2.5.1. Verweerder heeft zich bij de beoordeling van de vergunningaanvraag wat betreft het aspect vuurwerk gebaseerd op het Vuurwerkbesluit en heeft geoordeeld dat vergunning kan worden verleend voor de opslag van maximaal 10.000 kg consumentenvuurwerk. In aanvulling op de uit het Vuurwerkbesluit voortvloeiende verplichtingen heeft verweerder enkele specifieke voorschriften gesteld.
2.5.2. Ingevolge artikel 8.9 van de Wet milieubeheer draagt het bevoegd gezag er bij de beslissing op de aanvraag zorg voor dat, voor zover hier van belang, geen strijd ontstaat met regels die met betrekking tot de inrichting gelden, gesteld bij of krachtens deze wet.
Ingevolge artikel 4.1, eerste lid, van het Vuurwerkbesluit worden de veiligheidsafstanden bedoeld in bijlage 3, voor zover deze in acht moeten worden genomen bij de vaststelling van een besluit als bedoeld in artikel 4.2, aangemerkt als grenswaarde als bedoelde in artikel 5.1, derde lid, van de Wet milieubeheer.
Ingevolge artikel 4.2, tweede lid, aanhef en onder d, van het Vuurwerkbesluit nemen burgemeester en wethouders de in bijlage 3 gestelde afstanden in acht bij de verlening of wijziging van een vergunning op grond van de wet milieubeheer.

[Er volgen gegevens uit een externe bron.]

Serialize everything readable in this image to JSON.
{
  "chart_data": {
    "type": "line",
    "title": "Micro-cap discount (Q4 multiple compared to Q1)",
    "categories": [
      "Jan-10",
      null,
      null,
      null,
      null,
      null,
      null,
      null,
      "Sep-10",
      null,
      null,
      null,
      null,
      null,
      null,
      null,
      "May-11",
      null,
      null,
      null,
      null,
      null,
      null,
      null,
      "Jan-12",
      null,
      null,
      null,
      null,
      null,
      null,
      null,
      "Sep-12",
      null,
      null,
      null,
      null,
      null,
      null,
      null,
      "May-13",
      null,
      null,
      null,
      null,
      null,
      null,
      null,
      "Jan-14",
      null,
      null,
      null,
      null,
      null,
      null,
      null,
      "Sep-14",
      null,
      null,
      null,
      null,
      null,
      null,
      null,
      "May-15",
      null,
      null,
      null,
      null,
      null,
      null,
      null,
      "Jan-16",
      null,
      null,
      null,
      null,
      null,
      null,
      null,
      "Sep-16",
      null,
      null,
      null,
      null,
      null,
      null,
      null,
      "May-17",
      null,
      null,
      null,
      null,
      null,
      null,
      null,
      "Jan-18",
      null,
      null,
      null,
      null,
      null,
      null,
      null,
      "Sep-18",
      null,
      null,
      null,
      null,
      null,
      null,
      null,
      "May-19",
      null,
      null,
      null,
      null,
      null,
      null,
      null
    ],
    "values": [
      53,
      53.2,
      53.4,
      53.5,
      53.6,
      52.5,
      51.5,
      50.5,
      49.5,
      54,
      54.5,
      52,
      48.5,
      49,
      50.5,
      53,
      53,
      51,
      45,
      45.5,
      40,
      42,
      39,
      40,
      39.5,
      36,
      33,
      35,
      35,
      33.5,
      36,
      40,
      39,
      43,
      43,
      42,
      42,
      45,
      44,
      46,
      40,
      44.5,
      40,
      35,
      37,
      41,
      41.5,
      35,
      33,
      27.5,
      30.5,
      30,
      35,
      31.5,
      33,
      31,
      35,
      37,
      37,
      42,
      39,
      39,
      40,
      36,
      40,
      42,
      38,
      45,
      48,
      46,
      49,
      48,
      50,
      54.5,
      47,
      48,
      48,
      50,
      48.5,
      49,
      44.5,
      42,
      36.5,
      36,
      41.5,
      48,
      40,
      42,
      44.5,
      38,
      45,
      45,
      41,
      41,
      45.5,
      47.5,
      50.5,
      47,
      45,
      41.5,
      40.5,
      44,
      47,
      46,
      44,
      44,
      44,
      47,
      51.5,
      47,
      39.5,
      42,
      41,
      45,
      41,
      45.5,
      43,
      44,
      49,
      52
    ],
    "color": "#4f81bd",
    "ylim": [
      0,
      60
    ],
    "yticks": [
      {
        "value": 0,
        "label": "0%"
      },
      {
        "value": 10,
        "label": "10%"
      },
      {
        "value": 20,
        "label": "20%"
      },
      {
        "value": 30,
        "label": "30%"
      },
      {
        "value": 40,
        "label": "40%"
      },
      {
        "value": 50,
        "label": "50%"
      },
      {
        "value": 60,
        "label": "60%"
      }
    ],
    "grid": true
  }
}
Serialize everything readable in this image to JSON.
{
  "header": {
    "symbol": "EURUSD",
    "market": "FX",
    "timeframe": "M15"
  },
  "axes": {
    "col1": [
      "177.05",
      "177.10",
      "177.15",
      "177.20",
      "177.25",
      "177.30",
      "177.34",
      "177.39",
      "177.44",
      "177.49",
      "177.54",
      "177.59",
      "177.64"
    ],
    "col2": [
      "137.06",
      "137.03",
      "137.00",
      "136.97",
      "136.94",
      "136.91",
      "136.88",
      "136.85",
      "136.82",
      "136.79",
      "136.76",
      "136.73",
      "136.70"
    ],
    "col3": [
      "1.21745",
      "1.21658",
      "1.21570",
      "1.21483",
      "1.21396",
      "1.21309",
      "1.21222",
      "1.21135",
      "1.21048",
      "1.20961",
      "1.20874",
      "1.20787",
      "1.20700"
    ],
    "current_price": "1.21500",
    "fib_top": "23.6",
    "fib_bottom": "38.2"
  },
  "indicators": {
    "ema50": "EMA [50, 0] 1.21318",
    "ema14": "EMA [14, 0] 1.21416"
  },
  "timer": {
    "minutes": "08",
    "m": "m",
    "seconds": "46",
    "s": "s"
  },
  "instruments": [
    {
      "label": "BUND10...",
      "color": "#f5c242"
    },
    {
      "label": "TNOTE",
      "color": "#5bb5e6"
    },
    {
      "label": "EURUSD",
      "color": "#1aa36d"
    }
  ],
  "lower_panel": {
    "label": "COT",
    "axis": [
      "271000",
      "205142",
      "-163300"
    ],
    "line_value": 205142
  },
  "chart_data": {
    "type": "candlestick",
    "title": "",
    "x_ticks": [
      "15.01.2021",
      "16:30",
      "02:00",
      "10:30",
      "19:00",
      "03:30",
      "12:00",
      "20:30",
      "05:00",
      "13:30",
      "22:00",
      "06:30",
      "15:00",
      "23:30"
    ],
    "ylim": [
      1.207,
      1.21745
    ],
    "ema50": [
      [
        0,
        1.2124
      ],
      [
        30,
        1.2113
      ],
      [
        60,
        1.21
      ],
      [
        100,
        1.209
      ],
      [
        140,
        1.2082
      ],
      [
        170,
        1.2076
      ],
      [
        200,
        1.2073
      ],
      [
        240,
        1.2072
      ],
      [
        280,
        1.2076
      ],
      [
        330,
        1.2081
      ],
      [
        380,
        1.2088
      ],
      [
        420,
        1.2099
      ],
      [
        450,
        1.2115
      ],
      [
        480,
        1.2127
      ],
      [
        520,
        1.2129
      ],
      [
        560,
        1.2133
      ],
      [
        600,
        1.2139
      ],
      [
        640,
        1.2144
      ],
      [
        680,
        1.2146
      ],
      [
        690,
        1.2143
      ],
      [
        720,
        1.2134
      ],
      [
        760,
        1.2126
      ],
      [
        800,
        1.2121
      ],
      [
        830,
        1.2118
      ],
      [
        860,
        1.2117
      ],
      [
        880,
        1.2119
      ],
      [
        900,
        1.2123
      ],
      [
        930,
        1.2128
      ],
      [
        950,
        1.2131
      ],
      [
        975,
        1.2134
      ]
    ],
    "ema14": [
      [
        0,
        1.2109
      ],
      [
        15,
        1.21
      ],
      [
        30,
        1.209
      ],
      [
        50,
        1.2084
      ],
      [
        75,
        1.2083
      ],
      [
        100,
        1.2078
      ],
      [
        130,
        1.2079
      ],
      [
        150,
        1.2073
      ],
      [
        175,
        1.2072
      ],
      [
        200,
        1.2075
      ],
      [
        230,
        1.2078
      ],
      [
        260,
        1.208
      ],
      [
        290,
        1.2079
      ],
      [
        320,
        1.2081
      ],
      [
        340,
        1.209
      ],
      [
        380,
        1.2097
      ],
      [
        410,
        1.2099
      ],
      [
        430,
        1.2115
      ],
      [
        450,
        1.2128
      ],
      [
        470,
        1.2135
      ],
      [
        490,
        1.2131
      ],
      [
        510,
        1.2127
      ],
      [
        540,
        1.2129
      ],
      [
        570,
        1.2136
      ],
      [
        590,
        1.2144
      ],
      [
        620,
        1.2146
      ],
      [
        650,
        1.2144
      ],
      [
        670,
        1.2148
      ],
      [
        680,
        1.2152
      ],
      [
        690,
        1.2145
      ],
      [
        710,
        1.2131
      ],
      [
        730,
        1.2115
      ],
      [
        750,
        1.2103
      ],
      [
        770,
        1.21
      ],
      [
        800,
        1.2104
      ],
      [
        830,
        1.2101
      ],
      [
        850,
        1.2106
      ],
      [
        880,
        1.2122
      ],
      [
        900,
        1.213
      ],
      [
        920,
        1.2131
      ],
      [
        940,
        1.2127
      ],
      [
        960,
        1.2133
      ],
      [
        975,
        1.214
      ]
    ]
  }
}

In bijlage 3, onder B, sub 1.2, onder a, van het Vuurwerkbesluit is, voor zover hier van belang, bepaald dat bij een inrichting waarin in totaal niet meer dan 10.000 kg consumentenvuurwerk aanwezig mag zijn een veiligheidsafstand van ten minste 8 meter in acht dient te worden genomen, gemeten vanaf de bewaarplaats en de bufferbewaarplaats in voorwaartse richting, tot een kwetsbaar object en een geprojecteerd kwetsbaar object.
Ingevolge bijlage 3, onder A, aanhef en sub c, wordt onder veiligheidsafstand in voorwaartse richting verstaan de afstand in zowel horizontale als verticale richting, gemeten in bolvorm vanaf het middelpunt van de deuropening van een ruimte in de richting, zoals aangegeven in figuur 1, onder a, bij die bijlage 3.
2.5.3. Uit de stukken en het verhandelde ter zitting blijkt naar het oordeel van de Afdeling dat wordt voldaan aan de ingevolge genoemd voorschrift 1.2, onder a, van bijlage 3 bij het Vuurwerkbesluit in acht te nemen veiligheidsafstand.
De Afdeling overweegt voorts dat het Vuurwerkbesluit voorschriften bevat met betrekking tot de constructie van de ruimte waarin vuurwerk wordt opgeslagen. Verder worden eisen gesteld met betrekking tot de brandwerendheid en de aanwezigheid van brandblusmiddelen. Voorts zijn onder meer gedragsregels gesteld om de risico's van de aanwezigheid van vuurwerk zoveel mogelijk te beperken. Aangezien niet is gebleken dat verweerder op onjuiste wijze rekening heeft gehouden met de uit Vuurwerkbesluit voortvloeiende verplichtingen, heeft verweerder op goede grond de vergunning verleend.
2.6. Het beroep is, voor zover ontvankelijk, ongegrond.
2.7. Voor een proceskostenveroordeling bestaat geen aanleiding.
De Afdeling bestuursrechtspraak van de Raad van State
Recht doende in naam der Koningin:
I. verklaart het beroep voor zover ingesteld namens bewoners van het Roer niet-ontvankelijk;
II. verklaart het beroep voor het overige ongegrond.
Aldus vastgesteld door mr. Ch.W. Mouton, Lid van de enkelvoudige kamer, in tegenwoordigheid van mr. P.A. Melse, ambtenaar van Staat.